Agencies will have the number of impressions (impressions = reproductions, biz jargon) of an ad campaign in cinema, flat file sheets mainly as these are filled up by someone in account management.

Depending on the size of the agency cinema companies may agree to deliver extracts of their sales database with which agencies can cross the known number of impressions to know the reach of an ad. We have a leak though for those that arrive 15 minutes late to their movie LOL.

TV

Pretty much the same as in cinema. Here, the reach field definitely needs to be filled up by the vendor part (TV company). TV companies collect their reach data 24/7 so this is most probably what they handle to the agency.

Radio, Press and OOH

You get it to this point, agencies need to collect raw data about things like planned budget, spent budget, impressions, reach, clicks, vendor, campaign feeling, audience demography data and conversion rate continuously in an incremental mode during the life of a campaign.
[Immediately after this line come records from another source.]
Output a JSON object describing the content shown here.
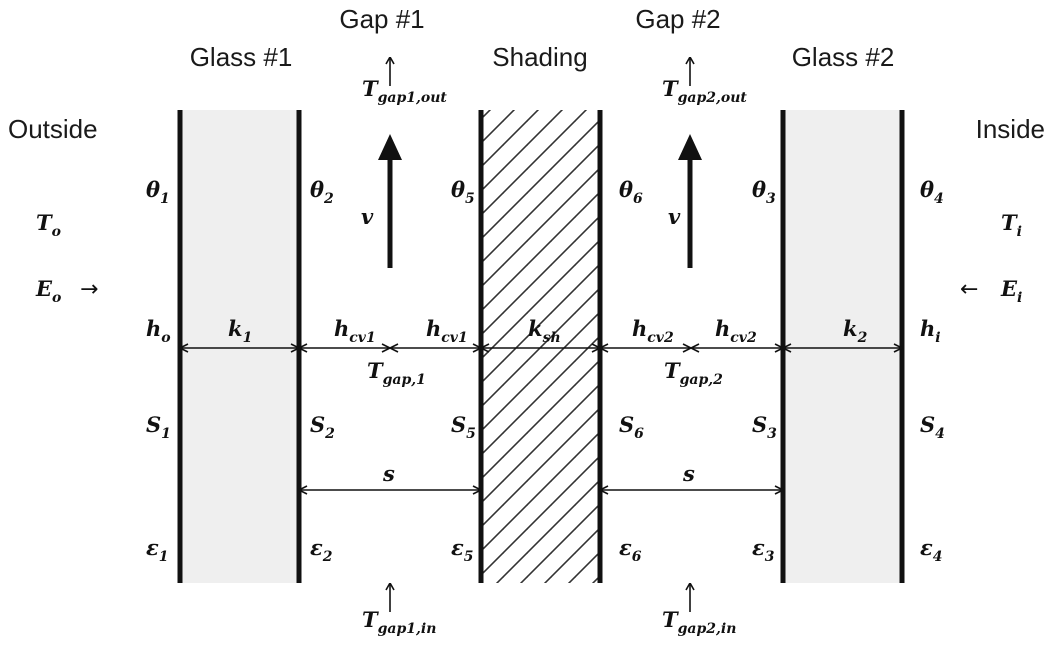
{
  "headers": {
    "glass1": "Glass #1",
    "gap1": "Gap #1",
    "shading": "Shading",
    "gap2": "Gap #2",
    "glass2": "Glass #2",
    "outside": "Outside",
    "inside": "Inside"
  },
  "arrows": {
    "right": "→",
    "left": "←"
  },
  "symbols": {
    "theta1": {
      "b": "θ",
      "s": "1"
    },
    "theta2": {
      "b": "θ",
      "s": "2"
    },
    "theta5": {
      "b": "θ",
      "s": "5"
    },
    "theta6": {
      "b": "θ",
      "s": "6"
    },
    "theta3": {
      "b": "θ",
      "s": "3"
    },
    "theta4": {
      "b": "θ",
      "s": "4"
    },
    "To": {
      "b": "T",
      "s": "o"
    },
    "Ti": {
      "b": "T",
      "s": "i"
    },
    "Eo": {
      "b": "E",
      "s": "o"
    },
    "Ei": {
      "b": "E",
      "s": "i"
    },
    "ho": {
      "b": "h",
      "s": "o"
    },
    "hi": {
      "b": "h",
      "s": "i"
    },
    "k1": {
      "b": "k",
      "s": "1"
    },
    "k2": {
      "b": "k",
      "s": "2"
    },
    "ksh": {
      "b": "k",
      "s": "sh"
    },
    "hcv1a": {
      "b": "h",
      "s": "cv1"
    },
    "hcv1b": {
      "b": "h",
      "s": "cv1"
    },
    "hcv2a": {
      "b": "h",
      "s": "cv2"
    },
    "hcv2b": {
      "b": "h",
      "s": "cv2"
    },
    "Tgap1": {
      "b": "T",
      "s": "gap,1"
    },
    "Tgap2": {
      "b": "T",
      "s": "gap,2"
    },
    "Tgap1out": {
      "b": "T",
      "s": "gap1,out"
    },
    "Tgap2out": {
      "b": "T",
      "s": "gap2,out"
    },
    "Tgap1in": {
      "b": "T",
      "s": "gap1,in"
    },
    "Tgap2in": {
      "b": "T",
      "s": "gap2,in"
    },
    "v1": {
      "b": "v",
      "s": ""
    },
    "v2": {
      "b": "v",
      "s": ""
    },
    "S1": {
      "b": "S",
      "s": "1"
    },
    "S2": {
      "b": "S",
      "s": "2"
    },
    "S5": {
      "b": "S",
      "s": "5"
    },
    "S6": {
      "b": "S",
      "s": "6"
    },
    "S3": {
      "b": "S",
      "s": "3"
    },
    "S4": {
      "b": "S",
      "s": "4"
    },
    "s1": {
      "b": "s",
      "s": ""
    },
    "s2": {
      "b": "s",
      "s": ""
    },
    "eps1": {
      "b": "ε",
      "s": "1"
    },
    "eps2": {
      "b": "ε",
      "s": "2"
    },
    "eps5": {
      "b": "ε",
      "s": "5"
    },
    "eps6": {
      "b": "ε",
      "s": "6"
    },
    "eps3": {
      "b": "ε",
      "s": "3"
    },
    "eps4": {
      "b": "ε",
      "s": "4"
    }
  }
}
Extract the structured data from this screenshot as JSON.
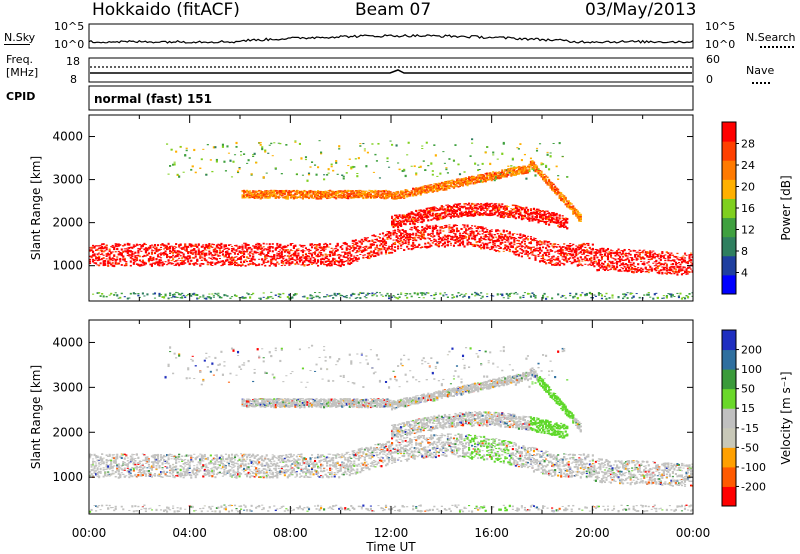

Data analytics must be sophisticated enough to analyze data following common data fields across different data sets.

The solution

From an engineering perspective, we’ll want to have all this data collected in an automated fashion on schedule into an object storage like AWS S3, Microsoft Azure Storage Account or GCP Cloud Storage.

For the APIs we can use a script that sends requests to the vendor endpoints on schedule and pushes the response object to our cloud object storage service. At my job I use serverless architectures like AWS Lambda, Azure Functions or GCP Cloud Functions for this.

Since the rest of the data is provided to us by account management and third parties we need a way to give them access to our object storage. We can leave an SFTP server connected to our storage so that every time the server receives a file it maps it into an object within a folder of our object storage.

Once we have all these data sources connected we say the ingestion process is complete, the object storage is continuously fed off of all the data that the solution needs to process. This is called a data lake.

The rest of the process is just a bunch of ETL jobs and scripts to transform all the data into a shape that makes sense for analysis, this includes field renaming, data type assigning, regular expressions, complex JOIN operations and file format transformations to an analysis-friendly format like Parquet/ORC. These operations happen within tool frameworks like Hadoop, Spark or cloud managed solutions like AWS Glue, Microsoft Azure Data Factory or GCP Dataproc. One can also leverage on open source libraries like pandas for python. Jobs and scripts can run both on event triggers or on schedule.

Finally the solution needs to store the transformed data into another cloud object storage or better yet, a cloud hosted data warehouse like Amazon Redshift, Microsoft Azure Synapse or GCP Big Query.

Agencies will feed their data visualization tool of choice off of this data and the business intelligence department will handle the final dashboard/visualization design assuming the solution automatically updates the final data set every time there is new raw data. Account management hosts follow-up meetings with the client that orbit around these visualization dashboards and thousands of dollars get dynamically allocated on an almost daily basis heavily relying on data analytics.